Les Chroniques de Sire Jean Froissart/Livre I, Partie II/Chapitre CCCXXXI

Texte établi par J. A. C. Buchon (Ip. 628-629).

CHAPITRE CCCXXXI.


Comment le sire de Pons se tourna François, et comment le sénéchal de Poitou fit son mandement pour aller assiéger Montcontour.


Assez tôt après la revenue de Montpaon, et que ces seigneurs de Poitou furent retraits en leur pays, qui tenoient frontière aux François, il eut secrets traités entre monseigneur Louis de Saint-Julien, le vicomte de Rochechouart et autres François, d’un côté, et le seigneur de Pons ; et tant parlementèrent et tant exploitèrent les François, parmi grands pourchas qui vinrent du roi de France, qui nuit et jour travailloit à attraire ceux de Poitou à son accord, que le sire de Pons se tourna François, outre la volonté de madame sa femme, et ceux de sa ville de Pons en Poitou[1] ; et demeura à ce donc la dame Angloise et le sire François. De ces nouvelles furent moult courroucés les barons et les chevaliers de Poitou qui Anglois étoient ; car le sire de Pons étoit malement grand seigneur.

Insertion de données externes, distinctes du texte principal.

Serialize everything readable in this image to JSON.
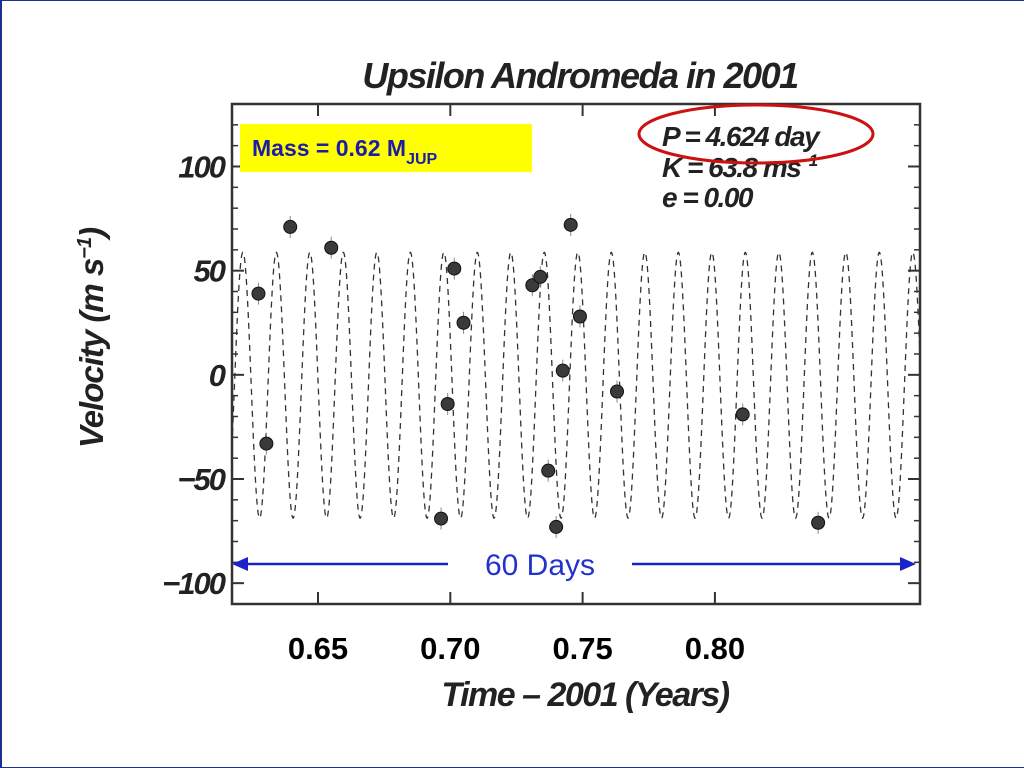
{
  "chart_data": {
    "type": "scatter",
    "title": "Upsilon Andromeda  in  2001",
    "xlabel": "Time – 2001  (Years)",
    "ylabel_main": "Velocity  (m s",
    "ylabel_sup": "−1",
    "ylabel_close": ")",
    "xlim": [
      0.6175,
      0.8775
    ],
    "ylim": [
      -110,
      130
    ],
    "x_ticks": [
      {
        "value": 0.65,
        "label": "0.65"
      },
      {
        "value": 0.7,
        "label": "0.70"
      },
      {
        "value": 0.75,
        "label": "0.75"
      },
      {
        "value": 0.8,
        "label": "0.80"
      }
    ],
    "y_ticks": [
      {
        "value": 100,
        "label": "100"
      },
      {
        "value": 50,
        "label": "50"
      },
      {
        "value": 0,
        "label": "0"
      },
      {
        "value": -50,
        "label": "−50"
      },
      {
        "value": -100,
        "label": "−100"
      }
    ],
    "grid": false,
    "fit": {
      "style": "dashed",
      "period_years": 0.012659,
      "amplitude": 63.8,
      "offset": -5,
      "phase_ref_x": 0.6216
    },
    "points": [
      {
        "x": 0.6275,
        "y": 39
      },
      {
        "x": 0.6305,
        "y": -33
      },
      {
        "x": 0.6395,
        "y": 71
      },
      {
        "x": 0.655,
        "y": 61
      },
      {
        "x": 0.6965,
        "y": -69
      },
      {
        "x": 0.699,
        "y": -14
      },
      {
        "x": 0.7015,
        "y": 51
      },
      {
        "x": 0.705,
        "y": 25
      },
      {
        "x": 0.731,
        "y": 43
      },
      {
        "x": 0.734,
        "y": 47
      },
      {
        "x": 0.737,
        "y": -46
      },
      {
        "x": 0.74,
        "y": -73
      },
      {
        "x": 0.7425,
        "y": 2
      },
      {
        "x": 0.7455,
        "y": 72
      },
      {
        "x": 0.749,
        "y": 28
      },
      {
        "x": 0.763,
        "y": -8
      },
      {
        "x": 0.8105,
        "y": -19
      },
      {
        "x": 0.839,
        "y": -71
      }
    ],
    "annotations": {
      "mass_label": "Mass = 0.62 M",
      "mass_sub": "JUP",
      "period": "P = 4.624 day",
      "K_main": "K = 63.8 ms",
      "K_sup": "−1",
      "ecc": "e = 0.00",
      "span_label": "60  Days"
    },
    "colors": {
      "points": "#3a3a3a",
      "fit_line": "#333333",
      "arrow": "#1a22cc",
      "highlight_ellipse": "#cc1111",
      "mass_box": "#ffff00",
      "mass_text": "#1c1caa"
    }
  }
}
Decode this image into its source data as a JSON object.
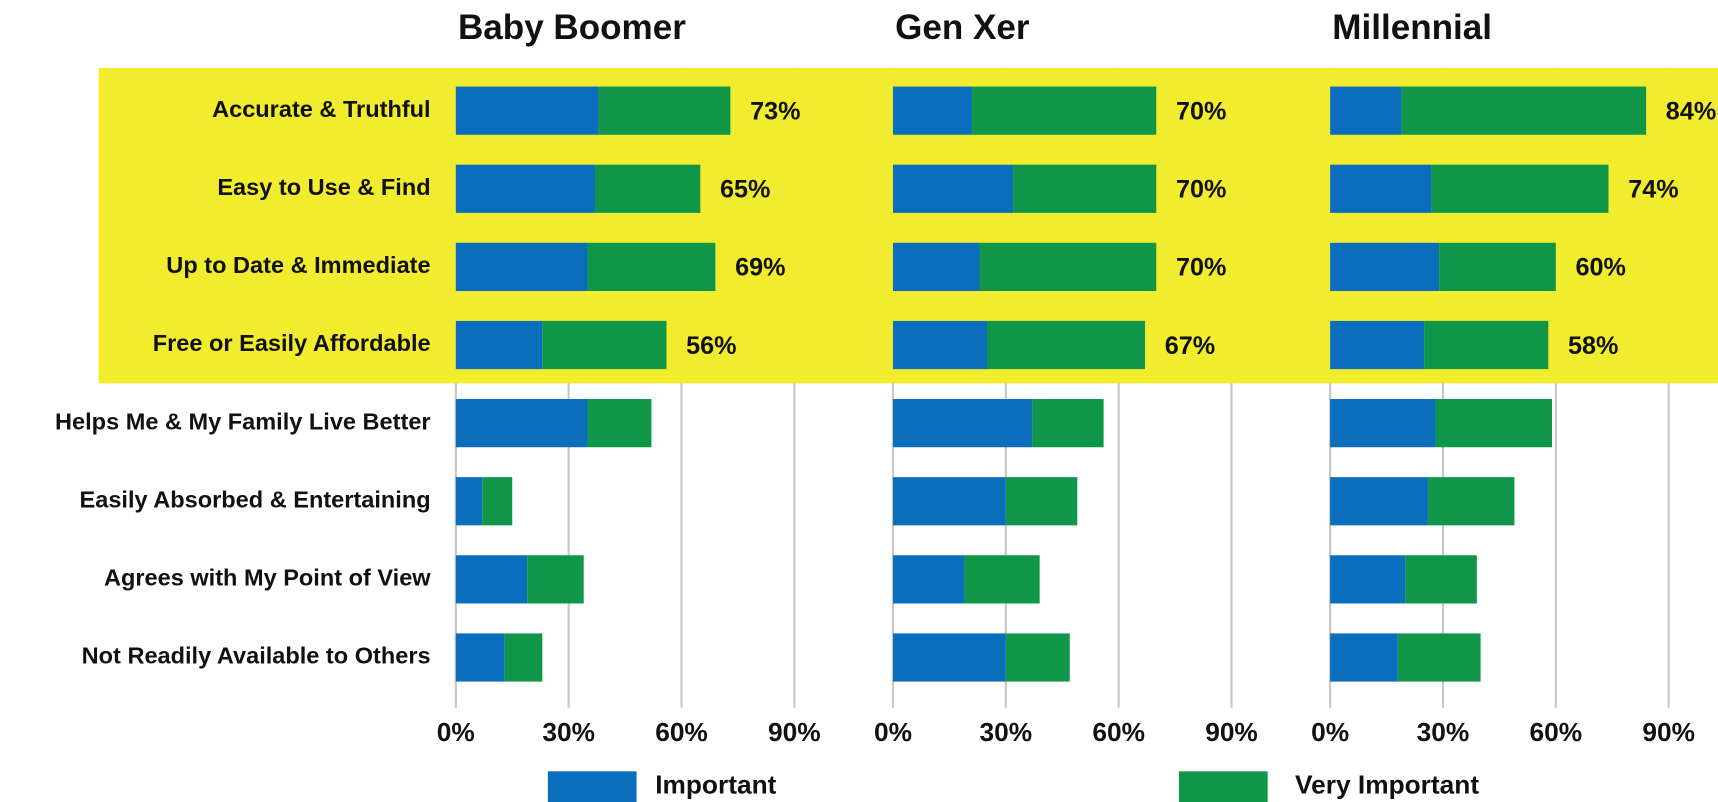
{
  "chart_data": {
    "type": "bar",
    "orientation": "horizontal",
    "stacked": true,
    "categories": [
      "Accurate & Truthful",
      "Easy to Use & Find",
      "Up to Date & Immediate",
      "Free or Easily Affordable",
      "Helps Me & My Family Live Better",
      "Easily Absorbed & Entertaining",
      "Agrees with My Point of View",
      "Not Readily Available to Others"
    ],
    "legend": [
      {
        "name": "Important",
        "color": "#0a6ebd"
      },
      {
        "name": "Very Important",
        "color": "#0f9648"
      }
    ],
    "highlight_color": "#f2ec2e",
    "grid": true,
    "panels": [
      {
        "title": "Baby Boomer",
        "xlim": [
          0,
          90
        ],
        "xticks": [
          {
            "value": 0,
            "label": "0%"
          },
          {
            "value": 30,
            "label": "30%"
          },
          {
            "value": 60,
            "label": "60%"
          },
          {
            "value": 90,
            "label": "90%"
          }
        ],
        "series": [
          {
            "values": [
              38,
              37,
              35,
              23,
              35,
              7,
              19,
              13
            ]
          },
          {
            "values": [
              35,
              28,
              34,
              33,
              17,
              8,
              15,
              10
            ]
          }
        ],
        "total_labels": [
          "73%",
          "65%",
          "69%",
          "56%"
        ]
      },
      {
        "title": "Gen Xer",
        "xlim": [
          0,
          90
        ],
        "xticks": [
          {
            "value": 0,
            "label": "0%"
          },
          {
            "value": 30,
            "label": "30%"
          },
          {
            "value": 60,
            "label": "60%"
          },
          {
            "value": 90,
            "label": "90%"
          }
        ],
        "series": [
          {
            "values": [
              21,
              32,
              23,
              25,
              37,
              30,
              19,
              30
            ]
          },
          {
            "values": [
              49,
              38,
              47,
              42,
              19,
              19,
              20,
              17
            ]
          }
        ],
        "total_labels": [
          "70%",
          "70%",
          "70%",
          "67%"
        ]
      },
      {
        "title": "Millennial",
        "xlim": [
          0,
          90
        ],
        "xticks": [
          {
            "value": 0,
            "label": "0%"
          },
          {
            "value": 30,
            "label": "30%"
          },
          {
            "value": 60,
            "label": "60%"
          },
          {
            "value": 90,
            "label": "90%"
          }
        ],
        "series": [
          {
            "values": [
              19,
              27,
              29,
              25,
              28,
              26,
              20,
              18
            ]
          },
          {
            "values": [
              65,
              47,
              31,
              33,
              31,
              23,
              19,
              22
            ]
          }
        ],
        "total_labels": [
          "84%",
          "74%",
          "60%",
          "58%"
        ]
      }
    ]
  }
}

Quand le duc de Lancastre l’entendit, si en eut grand mautalent ; et tint grand mal du seigneur de Pons et grand bien de madame sa femme et de ceux qui se vouloient tenir Anglois, qui demeuroient dans la dite ville de Pons ; et pour aider et conseiller la dame, fut ordonné un chevalier, qui s’appeloit messire Aymemon de Bourg, hardi homme et vaillant durement. Si couroit presque tous les jours le sire de Pons devant la ville, et ne les déportoit en rien ; et telle fois y venoit qu’il en étoit rebuté et rechassé, et qu’il s’en retournoit à dommage.

Ainsi étoient là les choses entouillées, et les seigneurs et les chevaliers l’un contre l’autre ; et y fouloit le fort le foible, ni on n’y faisoit droit, ni loi, ni raison à nullui ; et étoient les villes et les châteaux entrelacés les uns dedans les autres, les uns Anglois et les autres François, qui couroient et rançonnoient et pilloient l’un sur l’autre sans point de déport.

Or s’avisèrent aucuns barons et chevaliers du Poitou, qui Anglois se tenoient, que ceux de la garnison de Montcontour les travaillolent plus que nuls autres, et qu’ils se trairoient celle part, et qu’ils les iroient assiéger. Si firent un mandement en la ville de Poitiers, au nom du sénéchal de Poitou, messire Thomas de Percy, auquel commandement obéirent tous chevaliers et écuyers ; et furent bien cinq cents lances et deux mille brigands pavoisés, parmi les archers qui là étoient. Là étoient messire Guichard d’Angle, messire Louis de Harecourt, le sire de Parthenay, le sire de Poiane, le sire de Tonnai-Bouton, le sire de Crupegnac, messire Percevaux de Couloingne, messire Geffroy d’Argenton, messire Hugues de Vivone, le sire de Tarste, le sire de Puisances, messire James de Surgières, messire Maubrun de Linières et plusieurs autres ; et aussi des chevaliers anglois qui pour le temps se tenoient en Poitou, pour cause d’office ou pour aider à garder le pays, tels que monseigneur Baudouin de Franville, messire d’Angouse, messire Gautier Huet, monseigneur Richard de Pontchardon et des autres. Quand ils se furent tous assemblés à Poitiers, et ils eurent ordonné leurs besognes, leur arroy et leur charroy, ils s’en partirent à grand exploit, et prirent le chemin de Montcontour, tous ordonnés et appareillés, ainsi que pour l’assiéger.

  1. La ville de Pons est en Saintonge, sur la Suigne, à quatre lieues de Saintes. Ces erreurs géographiques ne sont pas rares dans les écrivains de cette époque.